Тут уж вся горница смехом грянула, и Забава от досады покраснела. Фыркнула, словно лисица, перекинула длинную косу с плеча на плечо и белые руки на груди сложила. Ее ближайшие подружки кинулись утешать, вдвоем нашептывали что-то горячо ей в уши и все косились на довольную, подбоченившуюся Стояну.

— Ты глупа, коли мыслишь, что я выдумку дедову тут пересказала, — Забава заговорила, когда утих смех. — А это взаправду все. Я слыхала, как дед однажды про самоцветы эти с мудрыми людьми говорил. Тебе не чета!

И коли сперва Забаве сызнова поверили, то последними словами она себя выдала. Говорила в девке великая обида, что над баснею ее посмели насмехаться.

— Маре-Морене и дела до людей нет. Станет она так забавляться, — с сомнением протянула светленькая Добруша, склонив голову на бок. — Она в Нави хозяйка и госпожа.
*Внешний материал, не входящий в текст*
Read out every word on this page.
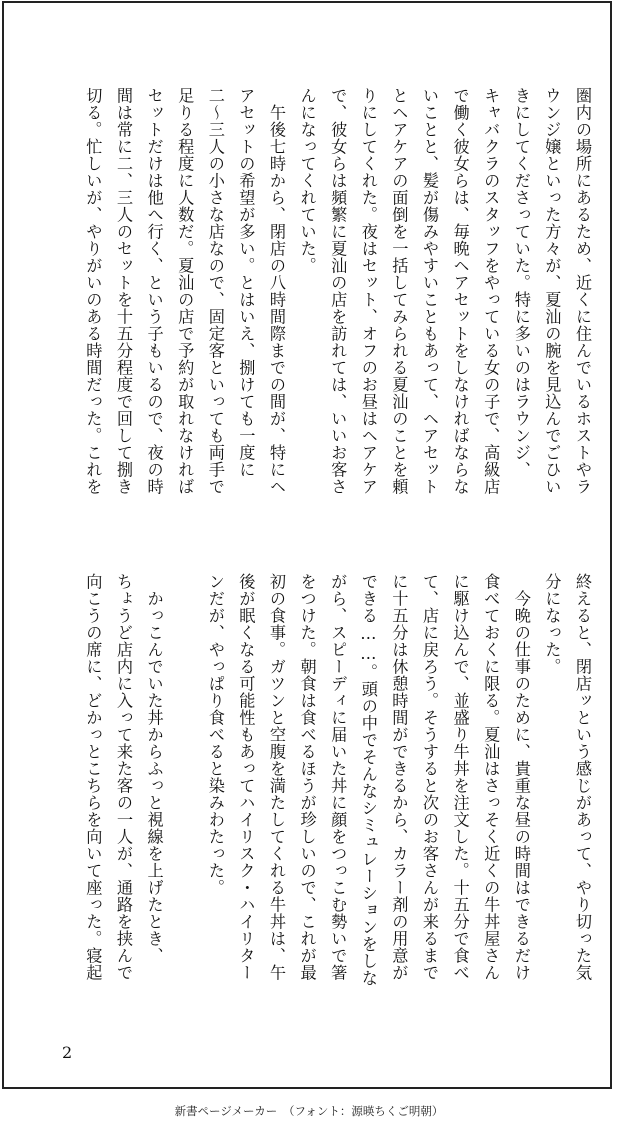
圏内の場所にあるため、近くに住んでいるホストやラ
ウンジ嬢といった方々が、夏汕の腕を見込んでごひい
きにしてくださっていた。特に多いのはラウンジ、
キャバクラのスタッフをやっている女の子で、高級店
で働く彼女らは、毎晩ヘアセットをしなければならな
いことと、髪が傷みやすいこともあって、ヘアセット
とヘアケアの面倒を一括してみられる夏汕のことを頼
りにしてくれた。夜はセット、オフのお昼はヘアケア
で、彼女らは頻繁に夏汕の店を訪れては、いいお客さ
んになってくれていた。
　午後七時から、閉店の八時間際までの間が、特にヘ
アセットの希望が多い。とはいえ、捌けても一度に
二〜三人の小さな店なので、固定客といっても両手で
足りる程度に人数だ。夏汕の店で予約が取れなければ
セットだけは他へ行く、という子もいるので、夜の時
間は常に二、三人のセットを十五分程度で回して捌き
切る。忙しいが、やりがいのある時間だった。これを
終えると、閉店ッという感じがあって、やり切った気
分になった。
　今晩の仕事のために、貴重な昼の時間はできるだけ
食べておくに限る。夏汕はさっそく近くの牛丼屋さん
に駆け込んで、並盛り牛丼を注文した。十五分で食べ
て、店に戻ろう。そうすると次のお客さんが来るまで
に十五分は休憩時間ができるから、カラー剤の用意が
できる……。頭の中でそんなシミュレーションをしな
がら、スピーディに届いた丼に顔をつっこむ勢いで箸
をつけた。朝食は食べるほうが珍しいので、これが最
初の食事。ガツンと空腹を満たしてくれる牛丼は、午
後が眠くなる可能性もあってハイリスク・ハイリター
ンだが、やっぱり食べると染みわたった。
　かっこんでいた丼からふっと視線を上げたとき、
ちょうど店内に入って来た客の一人が、通路を挟んで
向こうの席に、どかっとこちらを向いて座った。寝起
2
新書ページメーカー　（フォント：源暎ちくご明朝）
Что ей Явь с живыми?..

— Если б я на самоцветы глядела, может, и сама рассудка лишилась. Уж большо хороши они! — вставила третья девка, и веселый смех снова ручейком потек по горнице.

Забава же насупилась, надулась пуще прежнего и ни словечка за весь вечер больше не сказала.

Когда поздним вечером девки разошлись по избам, Отрада задержалась подсобить подружке: собрали опустевшие чарки, вымели сор от разломанного каравая.

— Ты чего, пригорюнилась никак? — окликнула ее Стояна. Давно она присматривалась к задумчивой, даже пуще обычного молчаливой Отраде. — Али Забавка испужала? Так ты не бойся, нам такие самоцветы не носить!

— Ой, ну что ты, что ты, я и думать про них забыла уже! — Отрада махнула рукой и выдавила из себя улыбку.

Подруге она соврала. Лишь про баснь она и думала. Все мстилось, что где-то слыхала уже сказ про самоцветы Мары-Морены. Мстилось что-то знакомое в словах Забавы. Крутилась в голове мысль, но все ускользала и никак не давала поймать себя за хвост.

9.

После тех посиделок, когда осерчала Забава, Отрада порадовалась, что с приданым уже почти закончила, еще седмица – и все. Лежали в сундуках в избе у старосты расшитые рушники да рубахи, высокими стопками были сложены полотнища, которые заберет Забава в новый дом к мужу. Отрада довольна была несказанно. Дождаться не могла, когда на последнем сундуке закроет крышку тетка Русана.